The Vulcan Energy Resources Ltd [ASX:VUL] and top European automaker Renault today announced a five-year partnership concerning the supply of battery-grade lithium chemicals.
Vulcan Energy Resources Ltd [ASX:VUL] shares were up as much as 4.7% in early trade before pulling back at noon. The lithium stock was up 2% at time of writing.
The Renault partnership comes two weeks after Vulcan entered its first binding lithium offtake term sheet with LG Energy Solutions, the world’s largest producer of lithium-ion batteries.
‘Made in Europe’ — Vulcan partners with Renault
In its ambition to offer sustainable, ‘made in Europe’ electric vehicles, top automaker Renault has tapped Vulcan as a supply partner.
The parties signed a five-year lithium offtake term sheet that can be extended if mutually agreed.

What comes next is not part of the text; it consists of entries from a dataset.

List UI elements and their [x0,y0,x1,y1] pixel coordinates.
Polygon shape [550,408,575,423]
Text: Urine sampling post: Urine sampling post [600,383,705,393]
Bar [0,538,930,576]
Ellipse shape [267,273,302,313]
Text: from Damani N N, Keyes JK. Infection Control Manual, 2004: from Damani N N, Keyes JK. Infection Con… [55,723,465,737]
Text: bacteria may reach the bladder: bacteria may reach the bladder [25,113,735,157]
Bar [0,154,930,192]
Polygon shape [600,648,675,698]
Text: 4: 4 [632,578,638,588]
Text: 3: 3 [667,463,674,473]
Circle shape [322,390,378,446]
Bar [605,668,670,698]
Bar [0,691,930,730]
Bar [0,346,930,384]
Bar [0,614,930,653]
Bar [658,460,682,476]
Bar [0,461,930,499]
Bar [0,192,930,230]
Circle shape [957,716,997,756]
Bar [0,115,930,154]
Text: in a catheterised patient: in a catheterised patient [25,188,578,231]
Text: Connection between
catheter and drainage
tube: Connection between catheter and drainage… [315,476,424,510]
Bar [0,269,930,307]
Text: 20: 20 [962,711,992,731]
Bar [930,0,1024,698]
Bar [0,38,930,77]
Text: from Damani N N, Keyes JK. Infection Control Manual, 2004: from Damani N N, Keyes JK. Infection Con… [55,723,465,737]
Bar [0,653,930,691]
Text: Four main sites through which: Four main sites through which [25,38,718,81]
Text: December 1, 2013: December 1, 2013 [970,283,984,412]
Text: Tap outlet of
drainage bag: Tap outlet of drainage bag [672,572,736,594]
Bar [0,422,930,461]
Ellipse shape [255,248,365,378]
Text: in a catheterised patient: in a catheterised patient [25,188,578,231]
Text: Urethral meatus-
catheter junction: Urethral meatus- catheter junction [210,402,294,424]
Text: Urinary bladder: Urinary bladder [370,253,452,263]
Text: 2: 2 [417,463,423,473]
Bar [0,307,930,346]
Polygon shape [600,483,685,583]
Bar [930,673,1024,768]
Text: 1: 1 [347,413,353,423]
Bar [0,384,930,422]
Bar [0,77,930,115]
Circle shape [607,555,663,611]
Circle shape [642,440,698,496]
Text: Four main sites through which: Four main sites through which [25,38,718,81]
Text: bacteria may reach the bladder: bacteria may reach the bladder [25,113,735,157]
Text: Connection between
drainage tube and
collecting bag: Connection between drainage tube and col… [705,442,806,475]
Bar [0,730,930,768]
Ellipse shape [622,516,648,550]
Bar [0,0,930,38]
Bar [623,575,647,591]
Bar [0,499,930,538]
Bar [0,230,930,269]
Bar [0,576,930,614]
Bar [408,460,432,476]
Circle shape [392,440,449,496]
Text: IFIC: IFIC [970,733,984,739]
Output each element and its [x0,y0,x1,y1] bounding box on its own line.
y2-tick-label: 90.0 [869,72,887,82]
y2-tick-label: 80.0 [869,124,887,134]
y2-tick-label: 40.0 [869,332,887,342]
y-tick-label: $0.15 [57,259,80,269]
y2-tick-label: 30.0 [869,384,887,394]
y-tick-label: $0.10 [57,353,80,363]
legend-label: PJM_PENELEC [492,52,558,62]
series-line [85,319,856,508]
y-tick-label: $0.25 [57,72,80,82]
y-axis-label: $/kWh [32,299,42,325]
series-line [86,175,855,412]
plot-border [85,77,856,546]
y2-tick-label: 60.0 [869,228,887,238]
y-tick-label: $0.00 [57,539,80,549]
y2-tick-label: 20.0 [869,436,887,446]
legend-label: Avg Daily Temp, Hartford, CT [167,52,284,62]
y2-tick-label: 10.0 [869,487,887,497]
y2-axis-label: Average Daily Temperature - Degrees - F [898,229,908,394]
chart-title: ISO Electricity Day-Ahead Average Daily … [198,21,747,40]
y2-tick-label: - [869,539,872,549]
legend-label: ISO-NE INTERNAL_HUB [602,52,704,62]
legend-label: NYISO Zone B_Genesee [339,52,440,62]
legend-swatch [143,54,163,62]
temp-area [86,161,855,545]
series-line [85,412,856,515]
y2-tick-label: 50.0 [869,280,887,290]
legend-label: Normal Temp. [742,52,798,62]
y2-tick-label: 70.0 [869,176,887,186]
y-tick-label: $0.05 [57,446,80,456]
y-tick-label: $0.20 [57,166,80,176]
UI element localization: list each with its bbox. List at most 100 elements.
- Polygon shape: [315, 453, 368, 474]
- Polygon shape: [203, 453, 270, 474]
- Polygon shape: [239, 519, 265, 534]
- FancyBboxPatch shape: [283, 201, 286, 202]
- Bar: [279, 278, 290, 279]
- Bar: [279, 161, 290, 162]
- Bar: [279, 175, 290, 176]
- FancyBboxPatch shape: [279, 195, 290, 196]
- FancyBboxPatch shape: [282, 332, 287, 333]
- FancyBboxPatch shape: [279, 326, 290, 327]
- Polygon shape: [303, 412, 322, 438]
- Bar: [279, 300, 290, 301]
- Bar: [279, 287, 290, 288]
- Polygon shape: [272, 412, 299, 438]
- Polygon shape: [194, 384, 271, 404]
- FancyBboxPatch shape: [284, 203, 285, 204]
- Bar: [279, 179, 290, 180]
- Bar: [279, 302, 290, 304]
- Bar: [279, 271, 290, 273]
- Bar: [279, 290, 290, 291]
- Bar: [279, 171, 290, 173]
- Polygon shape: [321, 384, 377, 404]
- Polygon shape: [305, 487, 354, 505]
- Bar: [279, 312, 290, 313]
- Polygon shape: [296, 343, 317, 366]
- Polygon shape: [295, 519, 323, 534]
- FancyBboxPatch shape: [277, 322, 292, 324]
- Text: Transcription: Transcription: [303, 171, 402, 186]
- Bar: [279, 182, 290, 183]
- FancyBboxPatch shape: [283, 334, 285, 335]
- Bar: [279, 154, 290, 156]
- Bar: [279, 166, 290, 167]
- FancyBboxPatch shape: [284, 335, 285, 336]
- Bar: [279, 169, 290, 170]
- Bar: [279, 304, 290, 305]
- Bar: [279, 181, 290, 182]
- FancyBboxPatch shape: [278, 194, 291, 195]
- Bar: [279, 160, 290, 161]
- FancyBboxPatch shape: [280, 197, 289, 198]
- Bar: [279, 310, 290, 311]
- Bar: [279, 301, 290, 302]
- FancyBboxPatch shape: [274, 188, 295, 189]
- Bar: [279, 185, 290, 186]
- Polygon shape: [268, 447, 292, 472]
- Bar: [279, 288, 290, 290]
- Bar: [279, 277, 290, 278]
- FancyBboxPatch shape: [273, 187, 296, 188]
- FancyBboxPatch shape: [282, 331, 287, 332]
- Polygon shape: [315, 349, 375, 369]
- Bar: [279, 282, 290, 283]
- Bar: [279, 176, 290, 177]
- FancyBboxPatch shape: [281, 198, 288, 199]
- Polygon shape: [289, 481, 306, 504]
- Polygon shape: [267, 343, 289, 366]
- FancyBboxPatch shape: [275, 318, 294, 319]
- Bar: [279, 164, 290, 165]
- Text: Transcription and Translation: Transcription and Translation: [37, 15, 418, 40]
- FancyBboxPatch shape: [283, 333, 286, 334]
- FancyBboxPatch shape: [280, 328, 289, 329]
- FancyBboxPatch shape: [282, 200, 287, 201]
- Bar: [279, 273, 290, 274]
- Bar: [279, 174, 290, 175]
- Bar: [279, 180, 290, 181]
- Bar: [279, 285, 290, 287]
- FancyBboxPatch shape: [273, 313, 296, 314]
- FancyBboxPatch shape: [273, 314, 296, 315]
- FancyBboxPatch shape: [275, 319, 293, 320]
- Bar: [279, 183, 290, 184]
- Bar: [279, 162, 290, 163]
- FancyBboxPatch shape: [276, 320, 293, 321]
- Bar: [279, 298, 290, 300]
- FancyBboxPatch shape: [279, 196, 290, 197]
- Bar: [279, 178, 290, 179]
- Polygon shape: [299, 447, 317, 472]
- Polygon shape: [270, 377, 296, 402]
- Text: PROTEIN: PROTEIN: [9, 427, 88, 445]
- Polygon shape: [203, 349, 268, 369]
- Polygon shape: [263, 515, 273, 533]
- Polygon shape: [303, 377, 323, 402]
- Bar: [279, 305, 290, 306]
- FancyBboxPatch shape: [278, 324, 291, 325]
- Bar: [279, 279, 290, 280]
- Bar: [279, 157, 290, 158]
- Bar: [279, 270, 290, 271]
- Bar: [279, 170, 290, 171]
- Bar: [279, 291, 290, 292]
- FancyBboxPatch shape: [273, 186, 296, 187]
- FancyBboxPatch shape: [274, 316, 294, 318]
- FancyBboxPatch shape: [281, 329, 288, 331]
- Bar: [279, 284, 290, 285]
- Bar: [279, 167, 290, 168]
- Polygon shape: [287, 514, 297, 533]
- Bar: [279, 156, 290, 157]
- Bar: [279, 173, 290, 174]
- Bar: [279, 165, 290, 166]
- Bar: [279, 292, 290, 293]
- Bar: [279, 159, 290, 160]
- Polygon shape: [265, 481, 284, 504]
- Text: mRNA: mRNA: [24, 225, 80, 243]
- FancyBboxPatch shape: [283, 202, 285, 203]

The offtake’s commercial delivery is set for 2026.
Under the deal, Vulcan will supply Renault between 6,000 and 17,000 metric tonnes of battery-grade lithium chemicals per year.
Vulcan said the deal would help Renault avoid 300 to 700 kilograms of CO2 for a 50-kWh battery.
Why is this important?
As Managing Director of Alliance Purchasing at Renault explained:
‘Our environmental and social responsibility is at the heart of the Renaulution and this must apply to the providers we partner with if we want to … offer the most sustainable vehicles in the market.’
The Renaulution plan — which includes the commitment to a zero CO2 footprint in Europe by 2040 — gels with Vulcan’s Zero Carbon Lithium Project in the Upper Rhine Valley.
The announced offtake term sheet is conditional on the parties executing a Definitive Agreement on ‘materially similar’ terms by 20 November 2021.
VUL share price: What next?
VUL’s partnership with Renault makes sense.
Renault seeks to achieve carbon neutrality worldwide in 2050. And Vulcan wishes to become the world’s first lithium producer with net-zero greenhouse gas emissions.
By 2030, Renault hopes to have 90% of its sales mix comprise battery electric vehicles, four years after the first anticipated commercial delivery of the offtake with Vulcan.
In its Pre-Feasibility Study (PFS) released early this year, Vulcan cited estimates from Canaccord and Fastmarkets suggesting the average annual price for lithium hydroxide will ‘remain above $15,000/t long term.’
The PFS also noted Vulcan’s lithium project has an estimated production capacity of 39,400 tonnes a year.
This means the proposed agreement with Renault represents — at minimum — about 15% of VUL’s annual production capacity and — at maximum — about 43% of VUL’s production capacity.
If we also take the price estimates cited by Vulcan, we get a rough approximation of this agreement’s potential revenue ramifications.
The Renault offtake agreement could bring in between $90 million and $255 million a year for Vulcan.